This month, Agrippina, Handel’s dark satire of the Roman Empire, has its first-ever Met performances. In a scathingly trenchant new production by Sir David McVicar, Joyce DiDonato stars as the scheming title empress, determined to outsmart her rivals and put her son Nero on the throne. She recently spoke with the Met’s Matt Dobkin about how politics and power—for better or worse—never go out of style.
This production marks the Met premiere of Agrippina. So, for our audiences who may not be familiar with the story, who is this woman exactly?
Agrippina is a mother, a power-hungry mother whose son can do no wrong. He perhaps isn’t the brightest bulb in the socket, but she’s on a mission to make him emperor, and she will go to any ends and pay any cost to make that happen. She’s manipulative, she’s wicked, she’s impatient. In our production, she might have a drinking problem. And what we have in the end is one of Handel’s most creative, clever, and ironic approaches into opera. I think it’s going to surprise everybody who comes to see it.
How would you describe the score for Agrippina, versus some of Handel’s other operas?
There are a lot of interesting creative elements to this score that vary from something like, say, Ariodante or Alcina. It is one of Handel’s most inventive pieces, and we see him, as in Giulio Cesare, really going into black comedy. He uses a lot of recitative, because there’s a lot of text, a lot of plot, lots happening, miscalculations, a lot of deception—and that information has to come across. The surprising thing is that there are a lot of continuo arias, which make this piece quite intimate. And these arias, instead of being long expositions that last 12 minutes as in other Handel operas, sort of pass by very quickly because the next plot point is coming. So we’re in a different sound world that’s constantly shifting and changing as the story just flies by.
At the Met, you’ve only sung snippets of Handel as part of the Baroque pastiche The Enchanted Island. But I know he’s core to your rep…

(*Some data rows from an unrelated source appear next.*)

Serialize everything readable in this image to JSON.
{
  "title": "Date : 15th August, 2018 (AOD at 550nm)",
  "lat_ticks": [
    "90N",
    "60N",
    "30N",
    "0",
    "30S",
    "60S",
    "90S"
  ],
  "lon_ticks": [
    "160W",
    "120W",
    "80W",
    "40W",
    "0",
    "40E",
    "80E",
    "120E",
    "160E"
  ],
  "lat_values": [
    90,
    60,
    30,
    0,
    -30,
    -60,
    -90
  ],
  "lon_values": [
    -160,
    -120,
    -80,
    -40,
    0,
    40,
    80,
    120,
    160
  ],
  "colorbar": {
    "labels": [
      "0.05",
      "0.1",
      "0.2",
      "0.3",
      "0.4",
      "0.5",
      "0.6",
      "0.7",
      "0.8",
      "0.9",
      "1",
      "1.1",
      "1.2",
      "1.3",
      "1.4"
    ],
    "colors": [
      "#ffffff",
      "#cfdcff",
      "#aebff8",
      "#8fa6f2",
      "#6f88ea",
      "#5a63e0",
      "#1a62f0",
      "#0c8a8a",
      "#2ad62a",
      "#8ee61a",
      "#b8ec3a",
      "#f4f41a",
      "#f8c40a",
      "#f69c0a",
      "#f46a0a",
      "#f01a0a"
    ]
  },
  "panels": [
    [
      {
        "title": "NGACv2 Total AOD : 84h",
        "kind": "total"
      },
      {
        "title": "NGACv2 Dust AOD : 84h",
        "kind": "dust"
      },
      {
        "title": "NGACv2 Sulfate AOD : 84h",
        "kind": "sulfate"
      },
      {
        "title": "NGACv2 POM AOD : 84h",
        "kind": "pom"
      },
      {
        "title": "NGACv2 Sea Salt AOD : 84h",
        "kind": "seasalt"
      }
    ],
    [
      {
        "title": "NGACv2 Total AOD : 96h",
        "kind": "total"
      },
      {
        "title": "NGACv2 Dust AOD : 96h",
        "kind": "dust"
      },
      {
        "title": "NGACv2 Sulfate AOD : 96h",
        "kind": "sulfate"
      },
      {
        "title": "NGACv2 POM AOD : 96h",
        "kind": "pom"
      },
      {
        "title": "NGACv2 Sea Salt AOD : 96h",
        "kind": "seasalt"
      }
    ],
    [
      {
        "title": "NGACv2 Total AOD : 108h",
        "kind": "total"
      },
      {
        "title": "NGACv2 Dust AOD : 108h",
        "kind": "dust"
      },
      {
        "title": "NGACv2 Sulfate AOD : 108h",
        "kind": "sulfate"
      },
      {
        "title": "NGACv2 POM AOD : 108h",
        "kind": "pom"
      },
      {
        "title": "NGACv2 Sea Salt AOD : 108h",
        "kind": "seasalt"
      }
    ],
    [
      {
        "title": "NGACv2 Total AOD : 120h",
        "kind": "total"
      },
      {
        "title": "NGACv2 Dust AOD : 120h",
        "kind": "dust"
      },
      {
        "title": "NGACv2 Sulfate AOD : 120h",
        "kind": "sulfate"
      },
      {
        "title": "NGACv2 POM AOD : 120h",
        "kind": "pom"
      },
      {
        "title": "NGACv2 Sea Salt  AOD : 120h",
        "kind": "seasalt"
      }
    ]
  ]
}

Handel has been such a central part of my career, primarily in Europe, so I love the challenge now of surprising the audience with this character who is very different from what I have played at the Met before. The thing I love about Handel is that he gives such psychological scope to these very complex characters. And because the music is composed as it is, it gives us time to help sort through the machinations that are happening and the psychology of getting from point A to point B when nothing is going well, and that’s the case with Agrippina.
It seems like David McVicar is really aiming to highlight the story’s parallels to today’s world.
A lot of people believe that perhaps the arts shouldn’t be political. But we have all these compositions that were written by the greatest composers in the last centuries that are ultimately, undeniably political. The beauty of that is that politicians haven’t changed, politics haven’t changed, and greed and the hunger for power at any cost is still with us in 2020. So we’re dealing with a very modern opera. We’re dealing with the sense that people want to put other people into power to elevate themselves, because we always want to be close to the source of power. Agrippina is a story of greed, of people being in the seat of power who have no business being there. And they pay the price.